On Tuesday night—right after we finished stalking Ben Stiller, who was filming a scene for Little Fockers at the intersection of Wrightwood and Dayton—my brother, Lee, and I headed to Rebar at the Trump for a media tasting of the lounge’s new fall cocktail menu. I’ve been cheating on Rebar with the 16th-floor Terrace since the latter opened over the summer, and I was curious to see if my old spark with the former was still alive. (Despite the high risk of tourist run-ins at Trump, I am deeply in love with the river views from both Rebar and Terrace.)

Lee was visiting from the tiny coastal enclave of Vero Beach, Florida, where he attends flight school and learns fun aeronautical tidbits, which he in turn passes along to me, especially while flying low to the ground in single-engine aircraft (“See those blue lights in the distance? The runway lights? Watch this. I can turn them on and off with this button here.”). He’s 24 and from Kentucky, so his beverage tastes run mostly to bourbon and beer. Plus, he’s been hanging out with his fellow future pilots for the past two years, and after visiting him recently, I can tell you first hand: It’s quite the casual scene. “I could really go for a cold one,” he said, as our cab swung up to the glassy Trump. “Think they’ll have Fat Tire?”

“Um, maybe,” I replied, figuring evasion was my best tactic.
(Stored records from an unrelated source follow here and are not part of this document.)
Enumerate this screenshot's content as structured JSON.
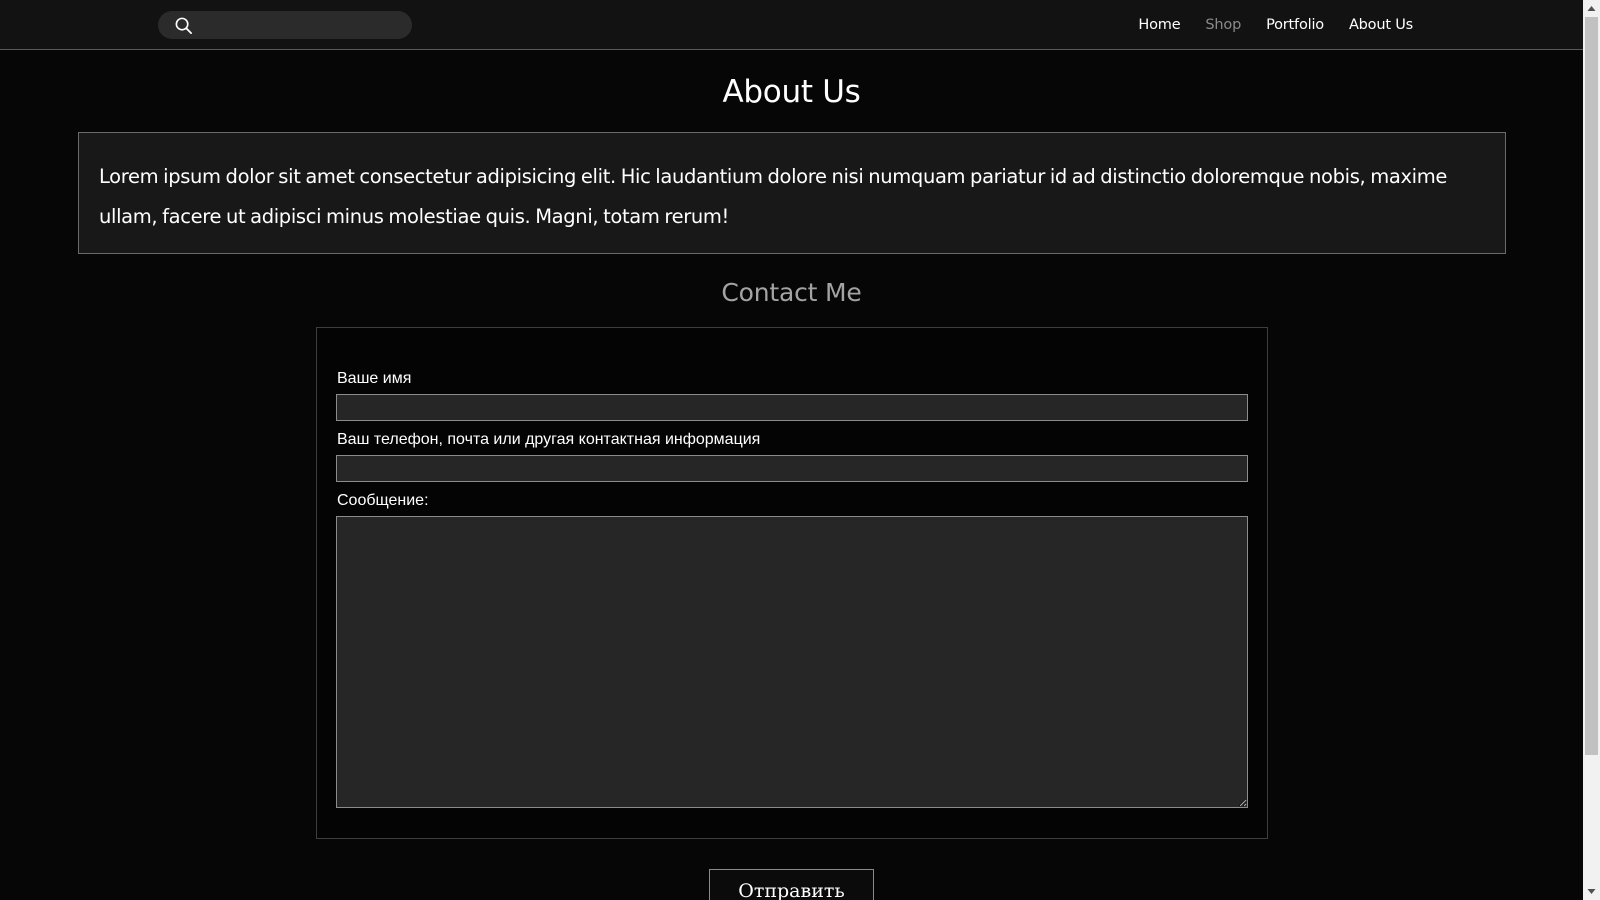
{
  "header": {
    "search": {
      "placeholder": "",
      "value": ""
    },
    "nav": [
      {
        "label": "Home"
      },
      {
        "label": "Shop"
      },
      {
        "label": "Portfolio"
      },
      {
        "label": "About Us"
      }
    ]
  },
  "main": {
    "title": "About Us",
    "about_text": "Lorem ipsum dolor sit amet consectetur adipisicing elit. Hic laudantium dolore nisi numquam pariatur id ad distinctio doloremque nobis, maxime ullam, facere ut adipisci minus molestiae quis. Magni, totam rerum!"
  },
  "contact": {
    "title": "Contact Me",
    "name_label": "Ваше имя",
    "name_value": "",
    "contact_label": "Ваш телефон, почта или другая контактная информация",
    "contact_value": "",
    "message_label": "Сообщение:",
    "message_value": "",
    "submit_label": "Отправить"
  },
  "colors": {
    "background": "#060606",
    "header_bg": "#121212",
    "nav_muted": "#8a8a8a",
    "field_bg": "#262626",
    "contact_title": "#a3a3a3"
  },
  "icons": {
    "search": "search-icon",
    "scroll_up": "scroll-up-arrow-icon",
    "scroll_down": "scroll-down-arrow-icon"
  }
}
 It was Lee’s first time inside The Donald’s den of decadence, and he eyed the polished wood and gray velvet lobby furniture suspiciously as we walked toward the steps leading up to Rebar. “Bet this was cheap,” he mused. I led him into the bar with a flourish, watching to see if he, like me, would swoon over the sightlines. Instead, we both heard a squeal and turned to behold an infant in a high chair gurgling through cocktail hour with her parents. “Oh look,” I said, pleased to trot out my favorite line from Sweet Home Alabama: “They have a baby. In a bar!”
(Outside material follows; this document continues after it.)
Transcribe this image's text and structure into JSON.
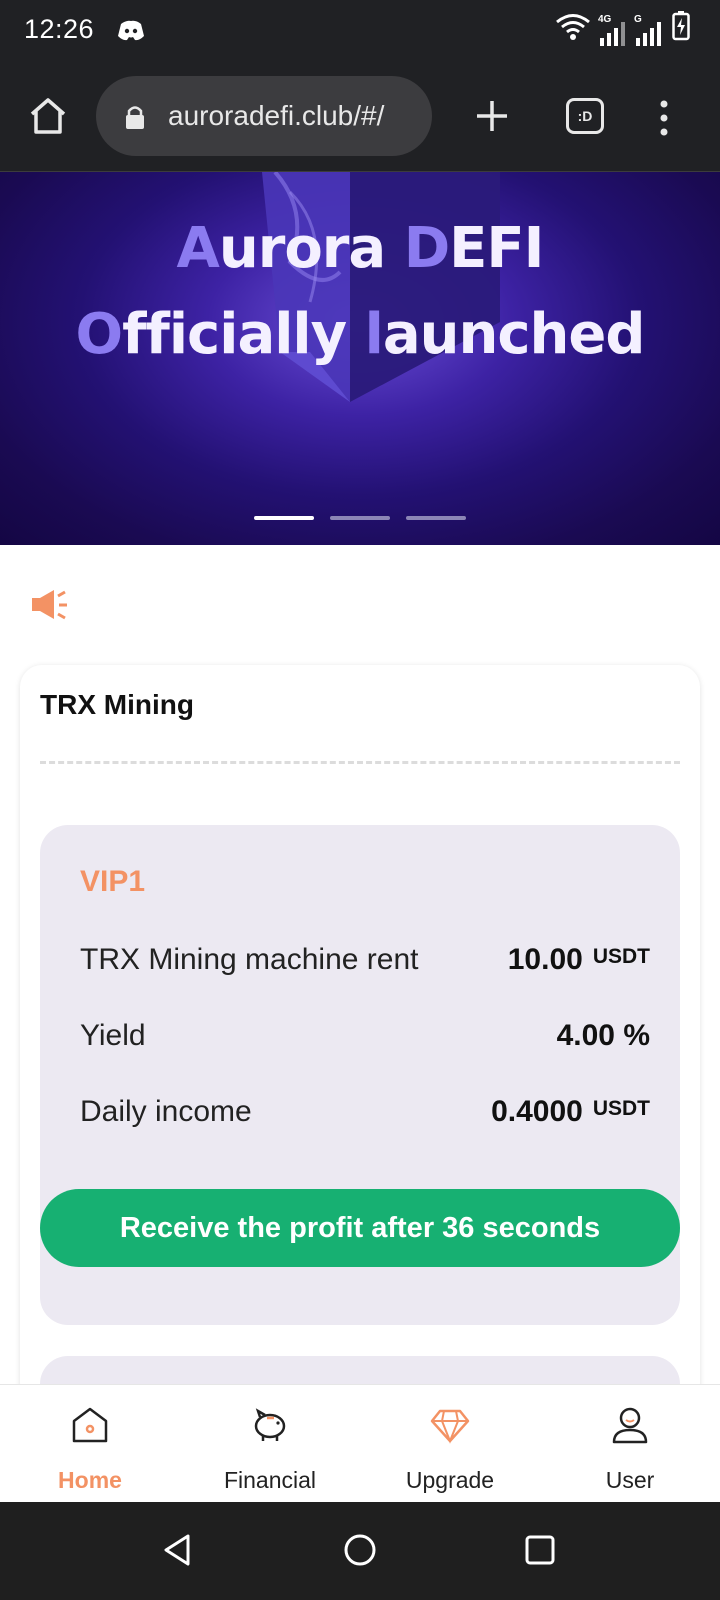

We spotted two friends and settled into a couch, taking our eyes off of the drink list long enough to pick pieces of sushi from passed trays. Round one: the Fall Blossom (a gin martini with cactus ginger and pear puree; $15) for me, and the Pump Jr. (pumpkin liqueur, Godiva White, and vanilla vodka; $18) for Lee. The Blossom proved sugary and bright fuchsia: fine by me. But Lee took one sip of the Pump Jr. and said, “Tastes like an Orange Julius.” We traded, because that’s what big sisters do. I would compare the Pump Jr. to trick-or-treating in a cup, perfect for dessert after dinner upstairs at Sixteen.
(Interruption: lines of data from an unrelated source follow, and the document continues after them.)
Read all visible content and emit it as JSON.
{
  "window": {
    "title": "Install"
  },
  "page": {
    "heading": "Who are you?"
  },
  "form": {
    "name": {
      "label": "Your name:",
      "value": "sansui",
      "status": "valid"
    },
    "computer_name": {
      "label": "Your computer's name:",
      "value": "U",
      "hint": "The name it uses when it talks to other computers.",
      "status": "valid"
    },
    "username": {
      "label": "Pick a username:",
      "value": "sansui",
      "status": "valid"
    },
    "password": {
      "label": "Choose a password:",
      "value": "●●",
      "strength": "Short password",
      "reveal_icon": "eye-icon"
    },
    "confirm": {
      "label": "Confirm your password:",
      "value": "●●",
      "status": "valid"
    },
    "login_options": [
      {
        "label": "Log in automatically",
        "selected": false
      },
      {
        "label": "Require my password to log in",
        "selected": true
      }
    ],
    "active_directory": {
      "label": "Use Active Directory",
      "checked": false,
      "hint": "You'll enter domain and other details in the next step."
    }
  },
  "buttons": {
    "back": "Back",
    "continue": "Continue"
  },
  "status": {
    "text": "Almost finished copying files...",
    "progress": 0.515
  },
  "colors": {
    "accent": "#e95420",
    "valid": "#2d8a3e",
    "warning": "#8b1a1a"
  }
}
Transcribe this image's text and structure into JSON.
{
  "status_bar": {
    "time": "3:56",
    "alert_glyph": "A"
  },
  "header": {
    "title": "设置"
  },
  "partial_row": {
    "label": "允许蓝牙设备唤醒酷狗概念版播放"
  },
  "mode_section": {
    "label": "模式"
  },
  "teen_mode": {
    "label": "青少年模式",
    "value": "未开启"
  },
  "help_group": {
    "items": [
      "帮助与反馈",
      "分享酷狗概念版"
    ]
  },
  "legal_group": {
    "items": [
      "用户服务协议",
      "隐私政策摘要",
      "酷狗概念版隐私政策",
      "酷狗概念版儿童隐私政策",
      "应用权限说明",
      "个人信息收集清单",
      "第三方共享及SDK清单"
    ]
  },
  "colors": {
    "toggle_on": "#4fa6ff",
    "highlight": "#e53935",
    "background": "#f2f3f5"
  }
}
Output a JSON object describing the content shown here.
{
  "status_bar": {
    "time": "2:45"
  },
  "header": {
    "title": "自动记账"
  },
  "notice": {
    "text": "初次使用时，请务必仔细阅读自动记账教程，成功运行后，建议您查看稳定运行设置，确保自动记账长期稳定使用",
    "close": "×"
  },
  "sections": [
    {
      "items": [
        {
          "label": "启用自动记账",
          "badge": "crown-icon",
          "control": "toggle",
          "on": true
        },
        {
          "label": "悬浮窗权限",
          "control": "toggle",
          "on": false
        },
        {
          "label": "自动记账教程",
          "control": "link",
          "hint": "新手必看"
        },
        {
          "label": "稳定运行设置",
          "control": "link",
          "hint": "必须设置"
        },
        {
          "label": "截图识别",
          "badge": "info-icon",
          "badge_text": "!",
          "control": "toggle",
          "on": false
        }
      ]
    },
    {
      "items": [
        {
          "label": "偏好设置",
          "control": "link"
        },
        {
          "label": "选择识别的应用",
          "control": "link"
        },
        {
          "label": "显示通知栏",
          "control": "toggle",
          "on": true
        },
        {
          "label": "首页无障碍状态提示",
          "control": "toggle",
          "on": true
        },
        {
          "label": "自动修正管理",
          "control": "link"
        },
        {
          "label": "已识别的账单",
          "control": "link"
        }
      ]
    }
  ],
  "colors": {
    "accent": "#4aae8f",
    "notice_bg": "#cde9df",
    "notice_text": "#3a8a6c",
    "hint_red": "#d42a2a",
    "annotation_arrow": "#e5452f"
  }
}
After a round of Yuza Limas (citrus puree mixed with sake and lemon vodka; $15), we switched to wine—there are only so many specialty drinks a person can ingest—and played guessing games about the other bar patrons (“Idaho or Omaha? Old Town or Wicker Park? Married or hot affair?”) until it was time to bid the view adieu. On the way out, Lee cleared his throat and tapped me on the shoulder. “That sushi was great, and I know the pumpkin cocktail was probably about 500 calories,” he said. “But would you say it totally filled you up? Because, you know, I was thinking we could order a pizza.”